Epigenome-wide association study
EWAS was performed using a linear regression model to identify differentially methylated CpGs associated with ccRCC. The analysis was adjusted for age, sex, and the estimated cell-type composition. Cell-type composition was estimated using the estimateCellCounts.R function in the minfi Bioconductor package [39, 40] with modifications. Specifically, instead of using the Illumina Infinium HumanMethylation450 data on sorted blood cell populations implemented in the FlowSorted.Blood.450 k package in Bioconductor, we referred to the DNAm data from six sorted leukocyte populations (B cells, CD4+ T lymphocytes, CD8+ T lymphocytes, monocytes, NK cells, and neutrophils) from the whole-genome bisulfite sequencing of 12 individuals [22, 23] and selected the top 50 CpGs showing hypermethylated and hypomethylated CpGs in each cell type for further analysis. All analyses were conducted under the same conditions in both phases, and the genome-wide suggestive threshold was defined as p < 1.00 × 10−6; however, the Bonferroni-corrected significance threshold was set to p < 1.59 × 10−8 (0.05/3145479) in the discovery phase and p < 3.42 × 10−8 (0.05/1460699) in the replication phase. The statistical analysis scripts used in this study are available on our GitHub website (https://github.com/H-Ohmomo/ccRCC_EWASscript_20220323).

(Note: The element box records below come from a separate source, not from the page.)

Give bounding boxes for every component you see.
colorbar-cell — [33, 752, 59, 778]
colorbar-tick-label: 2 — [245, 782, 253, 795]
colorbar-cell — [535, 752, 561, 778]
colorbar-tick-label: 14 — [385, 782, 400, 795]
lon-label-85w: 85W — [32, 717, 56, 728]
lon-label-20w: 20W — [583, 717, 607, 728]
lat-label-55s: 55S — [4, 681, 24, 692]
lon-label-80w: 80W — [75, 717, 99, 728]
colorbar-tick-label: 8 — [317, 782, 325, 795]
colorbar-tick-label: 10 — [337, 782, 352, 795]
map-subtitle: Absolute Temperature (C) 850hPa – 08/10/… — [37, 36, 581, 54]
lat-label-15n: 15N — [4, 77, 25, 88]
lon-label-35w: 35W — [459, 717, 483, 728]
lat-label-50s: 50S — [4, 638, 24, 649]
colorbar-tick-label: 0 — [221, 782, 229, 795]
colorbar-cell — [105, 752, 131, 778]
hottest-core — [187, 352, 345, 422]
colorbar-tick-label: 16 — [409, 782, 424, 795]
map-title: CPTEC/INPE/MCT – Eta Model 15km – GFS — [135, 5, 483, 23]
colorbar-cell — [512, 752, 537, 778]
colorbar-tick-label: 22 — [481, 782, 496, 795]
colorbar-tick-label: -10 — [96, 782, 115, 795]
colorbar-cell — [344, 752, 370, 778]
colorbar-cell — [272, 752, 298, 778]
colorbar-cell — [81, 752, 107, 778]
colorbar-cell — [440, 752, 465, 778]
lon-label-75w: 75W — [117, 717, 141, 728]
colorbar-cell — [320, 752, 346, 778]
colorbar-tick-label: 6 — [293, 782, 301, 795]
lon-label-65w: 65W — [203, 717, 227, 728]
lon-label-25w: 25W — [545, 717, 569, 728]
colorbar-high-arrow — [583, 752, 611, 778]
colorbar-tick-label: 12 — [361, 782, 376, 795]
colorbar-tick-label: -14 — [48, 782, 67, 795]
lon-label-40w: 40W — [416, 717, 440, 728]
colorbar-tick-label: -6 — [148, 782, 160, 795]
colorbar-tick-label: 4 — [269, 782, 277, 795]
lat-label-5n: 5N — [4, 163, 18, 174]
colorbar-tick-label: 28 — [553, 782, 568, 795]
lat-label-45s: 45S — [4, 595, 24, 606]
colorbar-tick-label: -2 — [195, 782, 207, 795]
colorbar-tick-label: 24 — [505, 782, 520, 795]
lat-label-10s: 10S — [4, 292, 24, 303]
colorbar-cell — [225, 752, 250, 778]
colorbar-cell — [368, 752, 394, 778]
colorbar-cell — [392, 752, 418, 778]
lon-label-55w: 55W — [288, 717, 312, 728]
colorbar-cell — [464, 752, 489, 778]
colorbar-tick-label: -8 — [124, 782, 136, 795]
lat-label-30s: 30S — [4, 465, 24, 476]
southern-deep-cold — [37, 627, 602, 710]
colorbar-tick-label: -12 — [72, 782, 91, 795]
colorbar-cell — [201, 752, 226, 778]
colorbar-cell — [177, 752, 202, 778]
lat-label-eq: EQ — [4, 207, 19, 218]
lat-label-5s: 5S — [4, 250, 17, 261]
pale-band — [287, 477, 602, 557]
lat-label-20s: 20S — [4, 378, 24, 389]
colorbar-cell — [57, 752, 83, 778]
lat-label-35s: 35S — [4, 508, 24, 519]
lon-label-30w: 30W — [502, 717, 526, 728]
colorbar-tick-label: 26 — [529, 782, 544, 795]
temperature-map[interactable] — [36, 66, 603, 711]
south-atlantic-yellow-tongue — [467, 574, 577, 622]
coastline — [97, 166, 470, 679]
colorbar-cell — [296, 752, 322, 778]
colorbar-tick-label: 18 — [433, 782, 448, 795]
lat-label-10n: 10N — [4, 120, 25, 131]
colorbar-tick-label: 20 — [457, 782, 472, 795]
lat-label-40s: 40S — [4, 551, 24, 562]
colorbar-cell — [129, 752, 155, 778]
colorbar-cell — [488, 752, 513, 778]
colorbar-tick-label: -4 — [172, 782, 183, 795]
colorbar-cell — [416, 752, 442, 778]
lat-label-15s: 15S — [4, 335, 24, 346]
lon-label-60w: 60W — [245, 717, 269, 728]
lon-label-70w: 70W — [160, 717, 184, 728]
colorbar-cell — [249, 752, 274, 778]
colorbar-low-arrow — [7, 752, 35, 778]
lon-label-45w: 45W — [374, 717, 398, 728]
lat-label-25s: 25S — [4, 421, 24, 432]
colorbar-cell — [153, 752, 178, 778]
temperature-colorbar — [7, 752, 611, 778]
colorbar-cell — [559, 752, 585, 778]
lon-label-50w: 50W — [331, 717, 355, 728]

The predictive accuracy of the identified CpGs as whole-blood-based DNAm biomarkers for ccRCC was evaluated by plotting receiver operating characteristic (ROC) curves. Specificity, sensitivity, and the area under the curve (AUC) were calculated based on DNAm levels using ROCR [41] and pROC [42] packages.
To examine trends between DNAm levels of significantly different methylated CpGs for ccRCC and the ccRCC cancer stage, we performed a Jonckheere–Terpstra trend test using the DescTools package [43] in R. A statistically significant difference was defined as Ptrend < 0.05.
Quantitative trait methylation analysis
To evaluate the relationships between ccRCC-associated CpGs and gene expression, we conducted cis-eQTM analyses with a simple linear regression model using the iMETHYL database [44]. The expression levels [log10(FPKM + 0.1)] of each protein-coding gene were specified as dependent variables, and the DNAm levels of each ccRCC-associated CpG site were specified as independent variables. The neighborhood (cis) was defined as the area within 1 million base pairs upstream or downstream of the ccRCC-related CpGs.